Trying to focus the question on the degree, you could use {kau}, perhaps
with a relative clause to say it's a high degree:

ri'a ma lo nenri cu xo kau va'e co lenku
.i ri'a ma lo nenri cu me ma kau [noi barda] va'e co lenku
.i ri'a ma ma kau [noi barda] cu ni lo nenri cu lenku
.i ri'a ma lo nenri se la'u ma kau [noi barda] cu lenku

where {broda ti ta ma kau} would expand to something like {broda ti ta Q
poi'i broda ti ta ke'a}, substituting your favourite quantifier for Q.

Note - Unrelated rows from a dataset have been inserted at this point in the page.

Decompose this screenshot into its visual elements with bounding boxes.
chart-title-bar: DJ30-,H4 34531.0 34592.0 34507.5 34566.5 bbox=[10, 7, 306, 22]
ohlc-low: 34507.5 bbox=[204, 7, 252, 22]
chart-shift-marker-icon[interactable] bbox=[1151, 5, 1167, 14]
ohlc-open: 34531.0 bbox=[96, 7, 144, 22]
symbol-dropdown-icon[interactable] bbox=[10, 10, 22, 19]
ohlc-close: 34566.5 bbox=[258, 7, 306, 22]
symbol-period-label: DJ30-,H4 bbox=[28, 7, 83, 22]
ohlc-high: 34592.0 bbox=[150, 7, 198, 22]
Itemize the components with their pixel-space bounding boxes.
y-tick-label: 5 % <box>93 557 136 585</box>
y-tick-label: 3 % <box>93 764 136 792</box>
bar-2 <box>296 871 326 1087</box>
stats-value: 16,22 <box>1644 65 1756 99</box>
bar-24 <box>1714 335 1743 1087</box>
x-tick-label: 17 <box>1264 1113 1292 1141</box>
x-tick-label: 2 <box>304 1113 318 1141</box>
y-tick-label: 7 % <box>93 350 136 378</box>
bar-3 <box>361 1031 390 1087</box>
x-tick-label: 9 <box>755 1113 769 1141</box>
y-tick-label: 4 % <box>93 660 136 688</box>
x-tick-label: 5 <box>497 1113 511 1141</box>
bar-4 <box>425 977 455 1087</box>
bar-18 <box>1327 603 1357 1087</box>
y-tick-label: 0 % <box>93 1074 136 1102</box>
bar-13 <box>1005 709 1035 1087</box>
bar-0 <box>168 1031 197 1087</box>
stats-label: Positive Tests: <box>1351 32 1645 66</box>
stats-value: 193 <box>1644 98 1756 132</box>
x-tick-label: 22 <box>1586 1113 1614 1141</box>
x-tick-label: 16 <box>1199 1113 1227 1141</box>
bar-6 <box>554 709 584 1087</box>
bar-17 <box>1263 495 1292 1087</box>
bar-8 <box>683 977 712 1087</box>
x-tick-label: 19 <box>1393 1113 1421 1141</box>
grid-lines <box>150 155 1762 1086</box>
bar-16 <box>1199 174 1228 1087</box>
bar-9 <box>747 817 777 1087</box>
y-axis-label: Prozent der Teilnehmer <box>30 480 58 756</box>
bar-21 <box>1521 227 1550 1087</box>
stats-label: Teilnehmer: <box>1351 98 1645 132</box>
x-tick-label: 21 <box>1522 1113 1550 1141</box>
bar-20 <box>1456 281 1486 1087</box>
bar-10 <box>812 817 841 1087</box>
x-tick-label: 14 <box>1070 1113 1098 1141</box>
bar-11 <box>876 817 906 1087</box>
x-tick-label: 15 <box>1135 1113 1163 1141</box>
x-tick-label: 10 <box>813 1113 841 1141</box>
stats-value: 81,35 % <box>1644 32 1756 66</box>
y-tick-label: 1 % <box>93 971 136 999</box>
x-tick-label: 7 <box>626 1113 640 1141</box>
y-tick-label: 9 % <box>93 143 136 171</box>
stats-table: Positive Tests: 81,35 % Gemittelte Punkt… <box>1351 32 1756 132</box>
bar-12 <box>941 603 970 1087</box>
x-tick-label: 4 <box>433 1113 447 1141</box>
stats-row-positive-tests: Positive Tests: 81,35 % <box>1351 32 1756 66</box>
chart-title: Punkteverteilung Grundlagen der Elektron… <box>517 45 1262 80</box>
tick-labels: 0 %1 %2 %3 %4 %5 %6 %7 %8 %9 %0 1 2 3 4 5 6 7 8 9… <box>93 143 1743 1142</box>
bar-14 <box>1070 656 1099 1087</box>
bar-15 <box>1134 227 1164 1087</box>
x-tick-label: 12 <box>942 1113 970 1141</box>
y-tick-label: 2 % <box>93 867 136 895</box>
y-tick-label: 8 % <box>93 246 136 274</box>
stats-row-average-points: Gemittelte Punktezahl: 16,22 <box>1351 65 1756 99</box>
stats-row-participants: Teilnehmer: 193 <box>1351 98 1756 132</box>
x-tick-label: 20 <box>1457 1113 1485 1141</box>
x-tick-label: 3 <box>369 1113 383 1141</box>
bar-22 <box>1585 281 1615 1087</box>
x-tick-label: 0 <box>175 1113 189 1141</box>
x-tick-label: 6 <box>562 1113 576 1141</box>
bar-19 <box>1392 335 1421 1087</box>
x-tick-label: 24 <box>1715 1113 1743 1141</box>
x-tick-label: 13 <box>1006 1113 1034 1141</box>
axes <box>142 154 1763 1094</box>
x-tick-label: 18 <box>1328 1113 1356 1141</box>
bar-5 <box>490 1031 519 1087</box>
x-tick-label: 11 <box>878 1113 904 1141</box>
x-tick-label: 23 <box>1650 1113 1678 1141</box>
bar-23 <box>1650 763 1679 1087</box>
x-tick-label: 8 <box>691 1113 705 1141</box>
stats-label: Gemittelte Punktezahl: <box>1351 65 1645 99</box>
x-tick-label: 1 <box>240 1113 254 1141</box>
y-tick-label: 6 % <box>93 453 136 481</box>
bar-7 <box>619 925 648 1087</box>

You might notice that this use seems distinct from how la tsani uses

https://mw.lojban.org/papri/UserWiki:Ilmen/lo_smuni_be_zo_kau

### Jacob Thomas Errington

Dec 23, 2020, 1:33:36 PM12/23/20
coi

On 2020-12-22 16:10, mezohe wrote:

> Trying to focus the question on the degree, you could use {kau}, perhaps
> with a relative clause to say it's a high degree:
>
> ri'a ma lo nenri cu xo kau va'e co lenku
> .i ri'a ma lo nenri cu me ma kau [noi barda] va'e co lenku
> .i ri'a ma ma kau [noi barda] cu ni lo nenri cu lenku
> .i ri'a ma lo nenri se la'u ma kau [noi barda] cu lenku
>
> where {broda ti ta ma kau} would expand to something like {broda ti ta Q
> poi'i broda ti ta ke'a}, substituting your favourite quantifier for Q.
>
> You might notice that this use seems distinct from how la tsani uses
> {kau} in the other thread. Known issue. Related reading from 2015:
>
> https://mw.lojban.org/papri/UserWiki:Ilmen/lo_smuni_be_zo_kau

This is an interesting use of kau. I used to staunchly oppose any use of
kau outside of abstractions such as du'u, ka, and si'o (the 'relational'
ones). Nowadays I think I care a bit less. (But as I'll explain, I think
that this use has a hidden du'u abstraction in it.) This use in
particular seems especially _un_objectionable! I can tell exactly what
it means, so there maybe there is a systematic way to interpret
(top-level) statements containing indirect questions.

Did I say statement? Actually, the example is a _question_ so let's
concentrate on that.

I think we can understand a question as a command for an answer. Let's
see how we might interpret a simple question.

.i ma broda
.i ko mi jungau lo du'u makau broda

Seems reasonable enough to me, so let's apply this rule to the first
example and see what happens.

.i ri'a ma lo nenri cu xo kau va'e co lenku
.i ko mi jungau lo du'u ri'a makau lo nenri cu xo kau va'e co lenku

Okay, but does this mean the right thing? One thing is for sure: now it
looks like we're asking two questions instead of one. But maybe that's
what's happening when we say something like "why is it so cold in here?"
Is it similar to asking how cold it is in here + an explanation for it
being that cold? I think what makes this make sense is that we _already_
know how cold it is, so we're really only asking for a reason, but we
phrase it as a question for emphasis. Another way to see this is as if
we were pretending we didn't know how cold it is because we're surprised
that it's colder than we expected.

mezohe's general expansion of indirect questions gives something like
"as it is":

.i lenku xo kau va'e
It's as cold as it is.

This makes perfect sense as a framework for understanding {.i ri'a ma
lenku xo kau va'e} as "Why is it as cold as it is?" -> "Why it is so cold?".

I wonder if there's some underlying principle that unifies the "as it
is" interpretation with my interpretation. I think there is, and I think
it has to do with the idea that this indirect question in a question is
used to create a contrast between reality and our expectation of it.